Karena sentimen agama pula, seorang serdadu India Muslim desersi karena laporan yang didengar dan dipercayainya bahwa pasukan India membakar sepuluh Alquran dan menghancurkan sebuah masjid. Dia berpikir agamanya telah dihina dan memutuskan untuk memperjuangkan Islam.

Sentimen agama menjadi senjata ampuh bagi pejuang Indonesia untuk membujuk tentara India membelot dari pasukannya. Caranya dengan melancarkan propaganda Pan-Islam (persaudaraan sesama Muslim). Menurut Richard McMillan dalam The British Occupation of Indonesia 1945-1946, propaganda itu dilakukan dalam berbagai bentuk. Saat Brigade Infantri India Ke-49 menghadapi cobaan berat di Surabaya, pejuang Indonesia menyerukan melalui pengeras suara agar umat Islam bersatu mendukung perjuangan kemerdekaan Indonesia. Terkadang pejuang Indonesia mengajak tentara India Muslim yang tertangkap untuk berjuang atas dasar perasaan keagamaan.

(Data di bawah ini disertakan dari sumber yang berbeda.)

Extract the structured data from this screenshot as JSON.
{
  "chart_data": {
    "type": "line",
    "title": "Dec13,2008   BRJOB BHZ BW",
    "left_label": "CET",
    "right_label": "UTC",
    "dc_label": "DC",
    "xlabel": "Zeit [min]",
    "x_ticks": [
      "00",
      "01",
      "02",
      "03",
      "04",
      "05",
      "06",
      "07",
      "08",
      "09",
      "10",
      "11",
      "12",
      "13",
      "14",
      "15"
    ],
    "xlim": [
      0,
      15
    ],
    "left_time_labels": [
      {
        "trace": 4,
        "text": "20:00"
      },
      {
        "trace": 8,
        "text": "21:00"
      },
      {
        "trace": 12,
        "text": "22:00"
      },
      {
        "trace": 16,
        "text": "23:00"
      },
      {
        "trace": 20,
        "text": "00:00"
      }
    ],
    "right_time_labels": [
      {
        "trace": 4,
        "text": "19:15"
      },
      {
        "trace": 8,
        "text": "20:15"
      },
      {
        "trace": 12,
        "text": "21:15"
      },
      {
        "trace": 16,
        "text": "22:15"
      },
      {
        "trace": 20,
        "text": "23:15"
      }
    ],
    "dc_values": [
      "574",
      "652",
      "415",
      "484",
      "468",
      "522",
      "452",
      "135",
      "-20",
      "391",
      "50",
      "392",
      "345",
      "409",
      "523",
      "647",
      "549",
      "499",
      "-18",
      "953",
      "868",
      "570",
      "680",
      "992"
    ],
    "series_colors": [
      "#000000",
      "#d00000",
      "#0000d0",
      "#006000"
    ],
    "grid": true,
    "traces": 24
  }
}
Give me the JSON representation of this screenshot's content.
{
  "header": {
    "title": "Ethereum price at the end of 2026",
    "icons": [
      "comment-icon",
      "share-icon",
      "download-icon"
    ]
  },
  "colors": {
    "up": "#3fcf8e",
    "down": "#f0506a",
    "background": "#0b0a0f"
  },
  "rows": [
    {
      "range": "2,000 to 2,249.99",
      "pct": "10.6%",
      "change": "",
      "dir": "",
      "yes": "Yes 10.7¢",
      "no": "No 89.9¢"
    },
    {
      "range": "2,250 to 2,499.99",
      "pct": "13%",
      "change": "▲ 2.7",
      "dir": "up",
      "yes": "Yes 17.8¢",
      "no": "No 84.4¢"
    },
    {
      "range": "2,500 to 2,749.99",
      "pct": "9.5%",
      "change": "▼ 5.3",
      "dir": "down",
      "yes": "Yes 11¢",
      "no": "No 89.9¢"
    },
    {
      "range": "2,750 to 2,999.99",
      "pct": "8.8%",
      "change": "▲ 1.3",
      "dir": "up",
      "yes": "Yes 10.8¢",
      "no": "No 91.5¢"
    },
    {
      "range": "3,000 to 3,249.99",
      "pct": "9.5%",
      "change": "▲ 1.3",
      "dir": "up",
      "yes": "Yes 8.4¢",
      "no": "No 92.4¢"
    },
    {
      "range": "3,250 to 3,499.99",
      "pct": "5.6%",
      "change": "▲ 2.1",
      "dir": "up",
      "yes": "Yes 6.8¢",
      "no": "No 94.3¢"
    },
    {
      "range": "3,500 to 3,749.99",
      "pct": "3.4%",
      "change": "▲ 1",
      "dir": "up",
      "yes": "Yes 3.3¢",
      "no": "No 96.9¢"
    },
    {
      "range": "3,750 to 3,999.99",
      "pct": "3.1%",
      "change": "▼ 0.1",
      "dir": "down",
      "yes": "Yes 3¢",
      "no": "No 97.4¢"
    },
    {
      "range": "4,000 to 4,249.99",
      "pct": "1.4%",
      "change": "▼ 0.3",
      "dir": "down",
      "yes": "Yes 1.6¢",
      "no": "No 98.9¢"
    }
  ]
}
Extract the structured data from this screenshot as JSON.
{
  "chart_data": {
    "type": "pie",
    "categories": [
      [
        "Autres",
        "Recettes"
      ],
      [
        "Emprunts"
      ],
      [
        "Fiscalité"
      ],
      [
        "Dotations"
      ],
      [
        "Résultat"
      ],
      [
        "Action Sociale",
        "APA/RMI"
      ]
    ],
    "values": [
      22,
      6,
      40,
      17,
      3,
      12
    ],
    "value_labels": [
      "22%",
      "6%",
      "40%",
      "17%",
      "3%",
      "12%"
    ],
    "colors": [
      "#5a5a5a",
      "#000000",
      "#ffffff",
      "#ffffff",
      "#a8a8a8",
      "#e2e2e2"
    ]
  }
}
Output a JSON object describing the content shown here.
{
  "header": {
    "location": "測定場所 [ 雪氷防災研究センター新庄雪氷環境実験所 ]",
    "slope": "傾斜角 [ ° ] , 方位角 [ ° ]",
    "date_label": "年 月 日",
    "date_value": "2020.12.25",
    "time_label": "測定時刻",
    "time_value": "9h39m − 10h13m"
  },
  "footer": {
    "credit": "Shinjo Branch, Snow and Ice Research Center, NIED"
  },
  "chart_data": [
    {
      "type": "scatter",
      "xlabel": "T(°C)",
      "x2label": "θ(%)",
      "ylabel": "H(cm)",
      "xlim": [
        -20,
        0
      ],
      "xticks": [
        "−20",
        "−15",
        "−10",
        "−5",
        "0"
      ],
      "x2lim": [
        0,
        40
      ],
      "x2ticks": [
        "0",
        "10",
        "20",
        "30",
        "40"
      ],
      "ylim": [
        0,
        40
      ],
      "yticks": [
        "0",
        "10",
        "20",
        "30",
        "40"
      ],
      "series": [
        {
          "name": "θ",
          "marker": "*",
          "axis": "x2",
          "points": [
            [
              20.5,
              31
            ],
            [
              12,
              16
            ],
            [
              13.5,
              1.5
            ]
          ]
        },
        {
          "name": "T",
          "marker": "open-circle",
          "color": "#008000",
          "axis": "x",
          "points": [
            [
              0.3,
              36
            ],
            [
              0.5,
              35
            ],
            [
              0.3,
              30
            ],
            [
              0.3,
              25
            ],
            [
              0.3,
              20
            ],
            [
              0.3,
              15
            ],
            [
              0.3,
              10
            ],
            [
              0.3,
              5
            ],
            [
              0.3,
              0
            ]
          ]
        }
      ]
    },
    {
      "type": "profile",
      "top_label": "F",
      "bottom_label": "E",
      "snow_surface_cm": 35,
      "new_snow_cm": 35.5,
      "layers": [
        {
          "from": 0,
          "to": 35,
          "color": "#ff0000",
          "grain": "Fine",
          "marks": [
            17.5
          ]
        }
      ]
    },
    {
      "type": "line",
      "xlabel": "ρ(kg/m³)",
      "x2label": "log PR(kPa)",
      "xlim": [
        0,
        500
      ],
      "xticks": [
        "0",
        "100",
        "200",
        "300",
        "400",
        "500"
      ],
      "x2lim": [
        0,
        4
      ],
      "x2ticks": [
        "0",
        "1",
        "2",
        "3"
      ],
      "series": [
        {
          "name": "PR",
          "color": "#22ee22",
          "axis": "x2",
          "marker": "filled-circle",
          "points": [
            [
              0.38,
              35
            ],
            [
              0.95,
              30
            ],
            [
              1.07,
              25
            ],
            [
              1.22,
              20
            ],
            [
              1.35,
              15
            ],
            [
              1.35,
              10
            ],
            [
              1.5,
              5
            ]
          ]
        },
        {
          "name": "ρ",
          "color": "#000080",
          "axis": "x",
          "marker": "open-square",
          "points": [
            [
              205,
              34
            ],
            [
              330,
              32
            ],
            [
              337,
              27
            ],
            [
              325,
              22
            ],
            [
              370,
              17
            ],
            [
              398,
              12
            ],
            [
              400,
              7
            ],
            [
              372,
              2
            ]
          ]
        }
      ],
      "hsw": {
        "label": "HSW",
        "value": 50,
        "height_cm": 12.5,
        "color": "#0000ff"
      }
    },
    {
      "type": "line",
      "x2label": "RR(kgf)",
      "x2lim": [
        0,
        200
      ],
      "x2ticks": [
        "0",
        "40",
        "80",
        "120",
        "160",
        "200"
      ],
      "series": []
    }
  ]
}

Propaganda Pan-Islam menjadi masalah yang dicemaskan para komandan pasukan Inggris. Kendati sebagian besar tentara India yang bertugas di Indonesia adalah Hindu, ada sejumlah tentara India Muslim yang dikelompokkan dalam kompi-kompi.

“Selain sentimen agama,” kata Firdaus, “sentimen sesama bangsa Asia terjajah yang ingin lepas dari penjajahan juga menjadi alasan tentara India meninggalkan pasukannya.”


Seruan Menyeberang

Dalam pertempuran Surabaya, pekik takbir terdengar di dua kubu. Des Alwi, anggota Pemuda Republik Indonesia (PRI), menceritakannya kepada Sukarno yang tandang ke Surabaya pada 29 Oktober 1945. “Terdapat pasukan Inggris yang selalu meneriakkan Allah Akbar ketika sedang bertempur,” kata Des Alwi dalam Pertempuran Surabaya November 1945. “Tetapi kita tidak pernah tahu apakah mereka itu Muslim atau bukan.”

Sukarno memerintahkan Des Alwi untuk menjelaskan kepada rakyat Surabaya bahwa Inggris membawa orang-orang Islam dari India bagian timur. “Sebagai sesama Muslim kita semua bersaudara, tidak boleh saling bunuh-membunuh dan diadu domba oleh kekuatan kolonial,” Sukarno mengingatkan. “Usahakan, ajak mereka bergabung dan membantu perjuangan kemerdekaan kita.”

Dengan ucapannya, Sukarno mengirimkan dua pesan sekaligus: memanfaatkan sentimen agama dan perjuangan melawan kolonialisme. Maka, berbagai cara dilakukan untuk membujuk tentara India, baik Muslim maupun bukan.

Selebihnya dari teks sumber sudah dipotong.